Our round-up of what the nation’s restaurant reviewers were writing about in the week up to 5th January 2025
The Guardian
Juliet, Stroud
Grace Dent gave a big thumbs-up to this modern European bistro from sculptor Daniel Chadwick, owner of the Woolpack in nearby Slad and her “favourite type of hospitality character… vision-led, distinctly non-corporate and propelled by an urge to take old things and re-love them”.
Named after his wife, Juliet serves dishes like mousse de canard with a translucent layer of glorious fat, clams with chickpeas and girolles, and devilled eggs with trout roe, and is “one of those places where diners can lose track of time”.
The apple tarte tatin in particular was particularly good: “one of the best I have ever demolished”, Grace swooned, “caramelised to the point of deepest mahogany, while the fruit somehow still retains its structure… Served with chantilly, it was breathtaking.”
******
The Observer
Lucky Yu, Edinburgh
Jay Rayner did his best to enjoy the “bluntly pleasing Asian-inspired dishes” served amid an “amiable, relaxed kind of chaos” at this Edinburgh restaurant, where former Gardener’s Cottage chef Duncan Adamson runs the kitchen.
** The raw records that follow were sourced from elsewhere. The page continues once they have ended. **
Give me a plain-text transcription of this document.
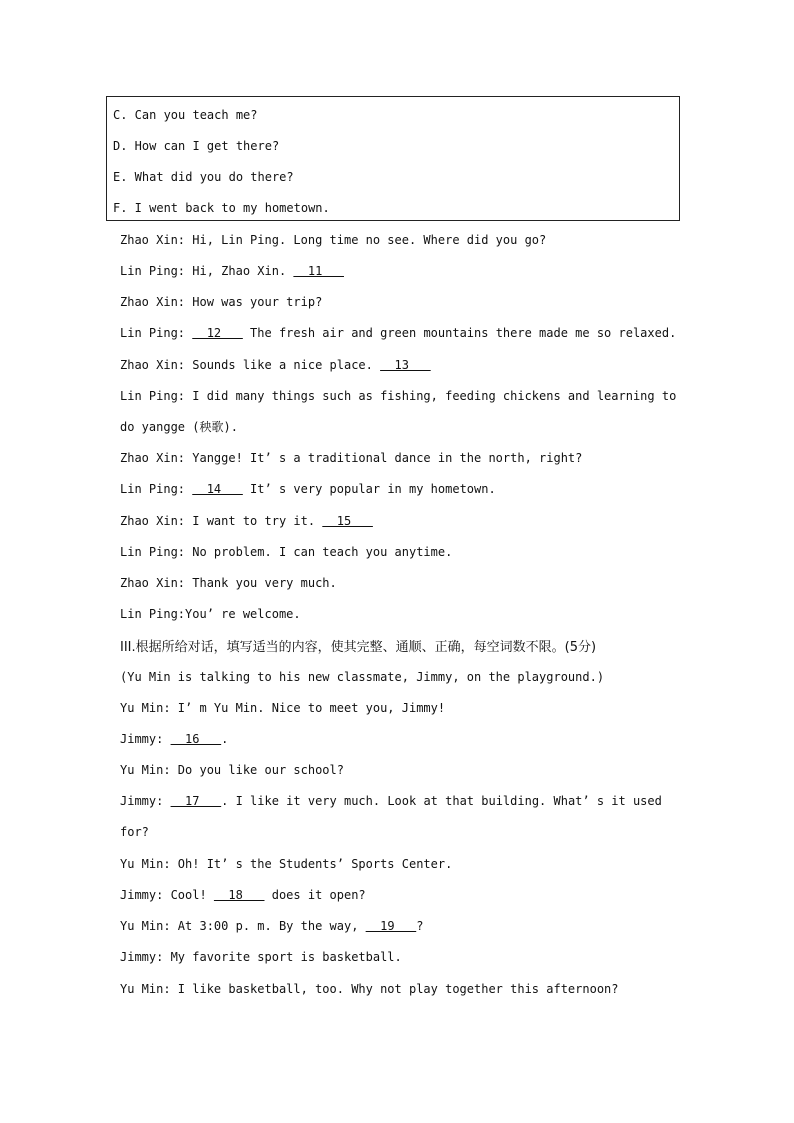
C. Can you teach me?
D. How can I get there?
E. What did you do there?
F. I went back to my hometown.
Zhao Xin: Hi, Lin Ping. Long time no see. Where did you go?
Lin Ping: Hi, Zhao Xin.   11
Zhao Xin: How was your trip?
Lin Ping:   12    The fresh air and green mountains there made me so relaxed.
Zhao Xin: Sounds like a nice place.   13
Lin Ping: I did many things such as fishing, feeding chickens and learning to
do yangge (秧歌).
Zhao Xin: Yangge! It’ s a traditional dance in the north, right?
Lin Ping:   14    It’ s very popular in my hometown.
Zhao Xin: I want to try it.   15
Lin Ping: No problem. I can teach you anytime.
Zhao Xin: Thank you very much.
Lin Ping:You’ re welcome.
III.根据所给对话，填写适当的内容，使其完整、通顺、正确，每空词数不限。(5分)
(Yu Min is talking to his new classmate, Jimmy, on the playground.)
Yu Min: I’ m Yu Min. Nice to meet you, Jimmy!
Jimmy:   16   .
Yu Min: Do you like our school?
Jimmy:   17   . I like it very much. Look at that building. What’ s it used
for?
Yu Min: Oh! It’ s the Students’ Sports Center.
Jimmy: Cool!   18    does it open?
Yu Min: At 3:00 p. m. By the way,   19   ?
Jimmy: My favorite sport is basketball.
Yu Min: I like basketball, too. Why not play together this afternoon?
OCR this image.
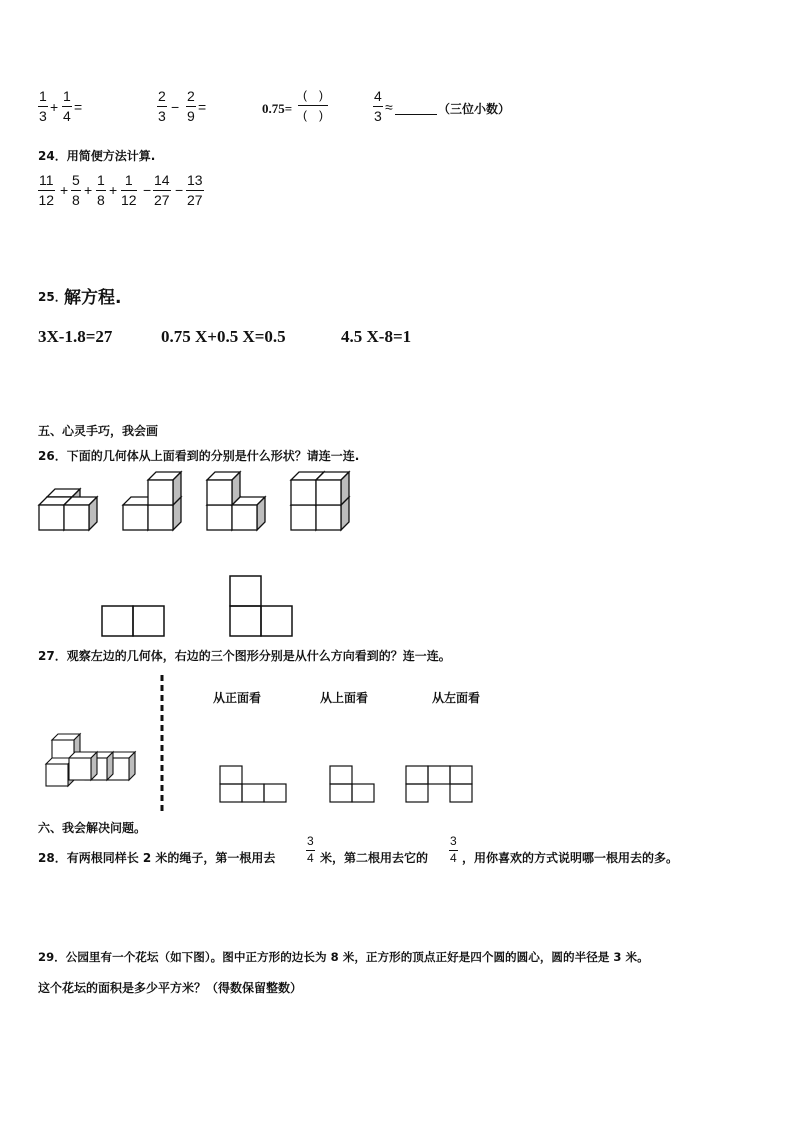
1
3
+
1
4
=
2
3
−
2
9
=	0.75=
(　)
(　)
4
3
≈	（三位小数）
24．用简便方法计算.
11
12
+
5
8
+
1
8
+
1
12
−
14
27
−
13
27
25．
解方程.
3X-1.8=27	0.75 X+0.5 X=0.5	4.5 X-8=1
五、心灵手巧，我会画
26．下面的几何体从上面看到的分别是什么形状？请连一连.
27．观察左边的几何体，右边的三个图形分别是从什么方向看到的？连一连。
从正面看	从上面看	从左面看
六、我会解决问题。
28．有两根同样长 2 米的绳子，第一根用去
3
4 米，第二根用去它的
3
4 ，用你喜欢的方式说明哪一根用去的多。
29．公园里有一个花坛（如下图）。图中正方形的边长为 8 米，正方形的顶点正好是四个圆的圆心，圆的半径是 3 米。
这个花坛的面积是多少平方米？（得数保留整数）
But for all his warm feelings towards the place, Jay could not hide his disappointment at the heavy-handed cooking. An early indication was the colour of the Japanese fried chicken, or karaage – “too long in the deep fat fryer” dark. And so, on tasting, it proved: “A hyper-crunchy exterior, of crusted skin which curls back on itself to provide a matrix of crevices, gives way to dense fibrous bird. This is not the best chicken karaage ever.
“Which can be expanded to describe the entire repertoire of salty-sweet, miso-slicked, soy-bathed, yuzu-dressed dishes which attract so many British-born chefs, eager to serve up flavour bomb after flavour bomb.”
******
The Times & Sunday Times
Canteen, Notting Hill
Giles Coren took Soho House honcho Nick Jones to this Italian-inspired spot from the “astonishing” Public House group of restaurants, following its trio of successful openings in the past couple of years, the Pelican in Notting Hill, the Hero in Maida Vale and the Bull in Charlbury.
Nick used to run Pizza East on this very site, and shared Giles’s enthusiasm for the replacement, declaring that “It’s basically a smaller, cheaper River Cafe. Most of this lot worked there, in fact” – including the head chef, Jessica Filbey.
Giles enjoyed “fresh, squishy, pillowy gnocchi”, “a very good, tight, precise cacio pepe on pasta”, and a spatchcocked chicken that was “always going to be great, but came out truly historic”.
***
Chapel Market Kitchen, Islington
Charlotte Ivers was enchanted by this “gorgeous” little restaurant from Tel Aviv-based chef Maoz Alonim, which she visited with a couple of “lads” she has known since university and merrily stereotyped with the quip: “if they count as lads, given you’ll much more likely find them at Glyndebourne than causing trouble at the footy.”
The gist of the menu was a “sweeping tour of the Med: calamari to taramasalata, labneh to Iberico ham”, and every dish hit the spot – even the salty and silky veal’s brains on toast. “This is perfect seasonal cooking, with warmth to cut through the English winter but all the vitality of the Mediterranean.”
*****
Daily Mail
The Spärrows, Manchester
Tom Parker Bowles found “comfort food of the highest calibre” to soothe his soul at this hard-to-find restaurant hidden away under a Victorian railway arch – “a high-altitude, Middle-European paean to stodge, fat and unabashed delight”.
The stars of the menu are spätzle, “those fine Swabian noodles, made fresh every day. And dear God they’re good, plump and pouting, but light too, with just the right amount of bite.”
******
Financial Times
Fonda, Mayfair
Tim Haywood was thrilled by his meal at Mexican chef Santiago Lastra’s new Heddon Street spot boasting “a tightly brilliant menu that’s actually within our reach” – unlike Kol, Lastra’s meteoric flagship, “where you or I couldn’t get a seat.”
House-made salsas and tortillas fresh from the comal – the “unifying root” of Mexican home cooking – set the tone for a meal here. “The trimmings are refined at Fonda, but God, the roots are deep in the home.”
As for the refinement, Tim wondered with approval whether Lastra was “putting all the immoderate, florid abundance of Mexican flavour through the Japanese filter of seemly restraint? Is that what’s going on here, because if it is, I’m there for it.”